Written by Michael Larabel in Software on 25 August 2011 at 01:00 AM EDT. Page 3 of 4. 6 Comments.

When installing the Wayland demos package (as easy as sudo apt-get install wayland-demos), the sample Wayland setup can be run within an existing X.Org Server. One of the commands that ships as part of this package is "wstart", which starts up a sample Wayland server, with a pre-set background, and launches the sample terminal client. The sample terminal window can be moved around and basic commands inputted to the terminal.

This is not particularly exciting or anything unique from any non-Ubuntu Wayland demos -- there is a lack of real-world applications that currently play well with Wayland. The Clutter back-end to Wayland is out-of-date, the GTK back-end appeared in GTK3 and is getting into shape, and the Qt Wayland back-end is being actively worked on and is taking shape (there's been a sample Qt Wayland Compositor) and should really be fit for Qt 5.0 when released in the 2012 calendar year.
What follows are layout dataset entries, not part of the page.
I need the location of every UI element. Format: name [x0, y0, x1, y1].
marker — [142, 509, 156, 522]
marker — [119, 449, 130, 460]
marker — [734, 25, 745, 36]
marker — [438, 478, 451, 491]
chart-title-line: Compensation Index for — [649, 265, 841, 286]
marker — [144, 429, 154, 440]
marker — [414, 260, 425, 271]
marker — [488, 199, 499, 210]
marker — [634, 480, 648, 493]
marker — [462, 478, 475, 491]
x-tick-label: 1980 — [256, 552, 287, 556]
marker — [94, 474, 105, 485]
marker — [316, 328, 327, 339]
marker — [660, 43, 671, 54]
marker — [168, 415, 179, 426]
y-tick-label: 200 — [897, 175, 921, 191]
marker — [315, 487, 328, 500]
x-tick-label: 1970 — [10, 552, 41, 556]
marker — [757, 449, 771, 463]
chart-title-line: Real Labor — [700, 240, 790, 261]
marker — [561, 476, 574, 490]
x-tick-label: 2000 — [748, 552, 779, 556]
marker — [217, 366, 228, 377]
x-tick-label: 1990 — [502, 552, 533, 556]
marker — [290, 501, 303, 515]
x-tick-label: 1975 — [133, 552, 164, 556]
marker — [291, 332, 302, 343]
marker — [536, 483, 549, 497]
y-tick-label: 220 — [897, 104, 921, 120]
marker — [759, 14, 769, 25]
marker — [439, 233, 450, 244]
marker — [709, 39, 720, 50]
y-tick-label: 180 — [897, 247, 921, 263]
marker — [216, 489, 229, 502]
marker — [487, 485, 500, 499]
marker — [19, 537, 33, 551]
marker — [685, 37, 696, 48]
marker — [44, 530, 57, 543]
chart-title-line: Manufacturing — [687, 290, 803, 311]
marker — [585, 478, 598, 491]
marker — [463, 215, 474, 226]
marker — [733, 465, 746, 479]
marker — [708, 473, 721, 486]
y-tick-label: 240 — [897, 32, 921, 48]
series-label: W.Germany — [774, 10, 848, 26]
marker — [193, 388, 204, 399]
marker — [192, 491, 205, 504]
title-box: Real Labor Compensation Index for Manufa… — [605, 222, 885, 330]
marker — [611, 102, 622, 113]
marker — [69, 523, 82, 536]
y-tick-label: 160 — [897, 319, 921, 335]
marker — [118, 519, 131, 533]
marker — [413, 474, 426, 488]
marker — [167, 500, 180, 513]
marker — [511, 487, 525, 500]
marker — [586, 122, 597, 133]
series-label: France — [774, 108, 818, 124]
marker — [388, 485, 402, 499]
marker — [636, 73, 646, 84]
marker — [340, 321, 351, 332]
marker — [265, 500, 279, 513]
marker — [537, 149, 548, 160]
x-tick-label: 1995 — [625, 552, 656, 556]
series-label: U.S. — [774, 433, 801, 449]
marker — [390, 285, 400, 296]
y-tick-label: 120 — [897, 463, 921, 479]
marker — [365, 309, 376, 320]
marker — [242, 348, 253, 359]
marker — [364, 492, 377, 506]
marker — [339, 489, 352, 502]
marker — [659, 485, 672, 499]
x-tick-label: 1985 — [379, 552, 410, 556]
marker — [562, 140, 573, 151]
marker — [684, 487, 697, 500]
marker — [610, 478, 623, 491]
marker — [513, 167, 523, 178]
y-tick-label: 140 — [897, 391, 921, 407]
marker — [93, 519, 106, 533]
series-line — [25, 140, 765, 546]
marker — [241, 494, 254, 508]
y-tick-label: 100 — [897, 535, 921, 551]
For what it's worth, Intel's plans to use Wayland on MeeGo Tablet UX in this calendar year are with using a Qt interface. In fact, they already have experimental versions running for MeeGo. Intel's target for 2011 is only for the tablet version and not MeeGo for netbooks or other devices. With simply a tablet focus, early versions of Wayland makes more sense since needing to worry less about some not-yet-implemented functionality, such as better/multiple display handling, multiple input devices, and other capabilities.

Besides needing the main tool-kits to support Wayland so that applications can draw, there's also still input work, possible OpenWF support, and various other features that have yet to be developed (e.g. screensaver, a hot-replace server, remote support, and multi-monitor, among many other items). Some applications like Google Chrome also have a greater burden in playing nicely under Linux in an X11-less world.
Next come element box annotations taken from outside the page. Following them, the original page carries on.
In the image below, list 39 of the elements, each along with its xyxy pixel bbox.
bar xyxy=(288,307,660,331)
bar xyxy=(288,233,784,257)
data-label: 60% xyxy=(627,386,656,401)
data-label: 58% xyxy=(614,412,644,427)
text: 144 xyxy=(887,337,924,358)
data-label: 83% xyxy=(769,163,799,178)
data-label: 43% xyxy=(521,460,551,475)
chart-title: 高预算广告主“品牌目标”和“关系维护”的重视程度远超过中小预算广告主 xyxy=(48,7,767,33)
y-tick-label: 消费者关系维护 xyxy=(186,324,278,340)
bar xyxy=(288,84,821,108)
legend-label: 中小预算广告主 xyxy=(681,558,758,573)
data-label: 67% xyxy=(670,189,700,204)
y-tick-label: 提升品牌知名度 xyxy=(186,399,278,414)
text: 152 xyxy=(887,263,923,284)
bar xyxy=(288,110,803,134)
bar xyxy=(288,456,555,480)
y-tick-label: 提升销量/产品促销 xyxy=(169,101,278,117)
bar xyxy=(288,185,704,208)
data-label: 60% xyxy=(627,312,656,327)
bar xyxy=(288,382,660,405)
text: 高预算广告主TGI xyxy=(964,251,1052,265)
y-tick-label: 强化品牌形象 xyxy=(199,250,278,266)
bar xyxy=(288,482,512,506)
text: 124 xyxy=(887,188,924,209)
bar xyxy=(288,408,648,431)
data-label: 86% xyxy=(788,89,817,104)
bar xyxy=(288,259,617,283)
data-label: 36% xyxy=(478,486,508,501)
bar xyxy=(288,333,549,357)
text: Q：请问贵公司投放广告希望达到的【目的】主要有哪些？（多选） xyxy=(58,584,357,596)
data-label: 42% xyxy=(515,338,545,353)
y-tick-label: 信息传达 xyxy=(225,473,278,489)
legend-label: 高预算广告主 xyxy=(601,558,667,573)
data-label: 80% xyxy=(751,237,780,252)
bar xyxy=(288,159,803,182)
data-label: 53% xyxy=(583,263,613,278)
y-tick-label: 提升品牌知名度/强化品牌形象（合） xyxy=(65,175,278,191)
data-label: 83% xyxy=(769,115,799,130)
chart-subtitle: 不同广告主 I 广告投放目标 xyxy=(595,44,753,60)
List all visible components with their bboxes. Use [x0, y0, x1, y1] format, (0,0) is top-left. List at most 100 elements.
The other big item is waiting for AMD and NVIDIA to support Wayland with their proprietary display drivers. Wayland requires kernel mode-setting (or similar, as in a way to externally set the mode) and a way to share video memory buffers (e.g. GEM buffers / EGLImage). Aside from running a Wayland compositor within an X.Org Server, right now you can only natively use Wayland with the open-source Intel / Radeon / Nouveau drivers with KMS and Mesa/Gallium3D. There is also other ways like using Wayland software rendering on a dumb frame-buffer, but those solutions are not too viable at this time. Do not expect NVIDIA or AMD to support Wayland within their proprietary drivers until the last possible moment when they are sure this next-generation display server will succeed. Their support will not come until at some point in 2012 at the earliest.